Fanfare Ciocarlia have one goal: to get even the stodgiest grandmas out of their seats and dancing. The wind ensemble almost managed that during their concert at the Beethovenfest's "Liszt Night."
Arrangement of the folk song "Suita a la Ciobanas"
MP3 recorded on September 24, 2011 in the Beethoven Hall, Bonn by West German Radio (WDR)
The twelve members of Fanfare Ciocarlia come from a tiny village in Moldavia, home to around 80 Roma families and 400 people total. The name Ciocarlia means "lark," but their music is a far cry from a little bird's song. It's more like biting into an extremely hot pepper whose spiciness goes all the way down to your toes. The combination of clarinets, two alto saxophones, three trumpets, two bass tubas, percussion and a baritone and tenor horn leaves audiences breathless.

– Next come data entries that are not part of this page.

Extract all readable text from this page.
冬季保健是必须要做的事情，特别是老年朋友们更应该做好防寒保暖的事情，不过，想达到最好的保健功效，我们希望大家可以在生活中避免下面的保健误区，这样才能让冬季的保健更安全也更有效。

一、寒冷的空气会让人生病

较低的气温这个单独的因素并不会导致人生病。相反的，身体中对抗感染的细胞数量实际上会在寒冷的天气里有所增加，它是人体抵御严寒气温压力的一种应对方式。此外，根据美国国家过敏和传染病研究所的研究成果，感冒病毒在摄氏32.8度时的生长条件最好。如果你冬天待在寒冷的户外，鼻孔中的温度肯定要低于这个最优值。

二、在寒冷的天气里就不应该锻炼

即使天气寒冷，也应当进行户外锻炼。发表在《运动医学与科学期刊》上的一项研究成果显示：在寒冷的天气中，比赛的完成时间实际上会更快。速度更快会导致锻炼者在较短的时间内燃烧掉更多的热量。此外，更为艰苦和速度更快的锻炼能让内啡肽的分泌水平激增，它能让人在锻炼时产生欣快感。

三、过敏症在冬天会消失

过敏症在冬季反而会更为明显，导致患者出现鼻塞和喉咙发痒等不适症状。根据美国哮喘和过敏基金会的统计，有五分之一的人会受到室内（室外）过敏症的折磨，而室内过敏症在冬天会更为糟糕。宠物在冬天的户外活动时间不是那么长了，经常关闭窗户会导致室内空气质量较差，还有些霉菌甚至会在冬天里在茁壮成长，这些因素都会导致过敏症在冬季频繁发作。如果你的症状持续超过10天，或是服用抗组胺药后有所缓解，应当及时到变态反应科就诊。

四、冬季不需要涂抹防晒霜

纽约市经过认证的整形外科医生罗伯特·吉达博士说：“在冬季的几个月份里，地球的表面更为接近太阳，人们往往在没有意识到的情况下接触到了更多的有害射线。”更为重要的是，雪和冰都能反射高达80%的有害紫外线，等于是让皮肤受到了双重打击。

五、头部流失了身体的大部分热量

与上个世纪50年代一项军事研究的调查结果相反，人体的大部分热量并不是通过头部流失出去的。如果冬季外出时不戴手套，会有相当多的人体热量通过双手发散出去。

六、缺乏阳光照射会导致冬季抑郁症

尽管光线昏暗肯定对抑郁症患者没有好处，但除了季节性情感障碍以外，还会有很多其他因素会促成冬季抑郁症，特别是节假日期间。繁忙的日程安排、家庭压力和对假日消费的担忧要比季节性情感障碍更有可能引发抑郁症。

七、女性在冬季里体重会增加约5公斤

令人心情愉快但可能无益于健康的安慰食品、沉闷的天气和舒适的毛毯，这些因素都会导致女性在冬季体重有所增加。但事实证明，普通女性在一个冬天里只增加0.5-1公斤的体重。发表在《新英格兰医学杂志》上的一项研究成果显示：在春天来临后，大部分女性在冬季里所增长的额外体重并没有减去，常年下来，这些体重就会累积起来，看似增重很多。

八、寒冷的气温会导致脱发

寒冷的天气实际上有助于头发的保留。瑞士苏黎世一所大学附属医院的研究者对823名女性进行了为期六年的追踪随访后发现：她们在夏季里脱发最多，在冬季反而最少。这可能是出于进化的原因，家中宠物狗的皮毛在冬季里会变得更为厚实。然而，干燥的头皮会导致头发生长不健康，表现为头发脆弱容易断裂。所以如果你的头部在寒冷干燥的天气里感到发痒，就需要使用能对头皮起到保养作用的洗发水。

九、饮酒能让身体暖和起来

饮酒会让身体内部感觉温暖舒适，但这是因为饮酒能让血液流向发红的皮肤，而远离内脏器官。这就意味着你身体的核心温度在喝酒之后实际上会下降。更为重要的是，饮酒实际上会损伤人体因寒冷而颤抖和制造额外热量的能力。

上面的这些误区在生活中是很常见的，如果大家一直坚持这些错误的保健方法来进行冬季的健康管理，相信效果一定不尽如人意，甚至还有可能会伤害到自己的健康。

Traditional Romanian dances like the Sirba or Hora and folk songs clearly influenced by middle Eastern folklore create performance fireworks. But wild and dangerous men (so goes the reputation of the Usarii clan from which the players are descended), it is said, can also be gentle and restrained - such as when they sing the shepherd song "Suita a la Ciobanas."
Ever since they were discovered in 1996 by Henry Ernst, a German sound engineer touring in Romania, Fanfare Ciocarlia has been on their way to the top - on demand from Tokyo to New York, Milan to Helsinki. Along the way, the group has expanded its repertoire from local songs and dances to include jazz and swing.
A swaying stage, kicking feet and an audience eager for an encore are no rarities in performances by Fanfare Ciocarlia.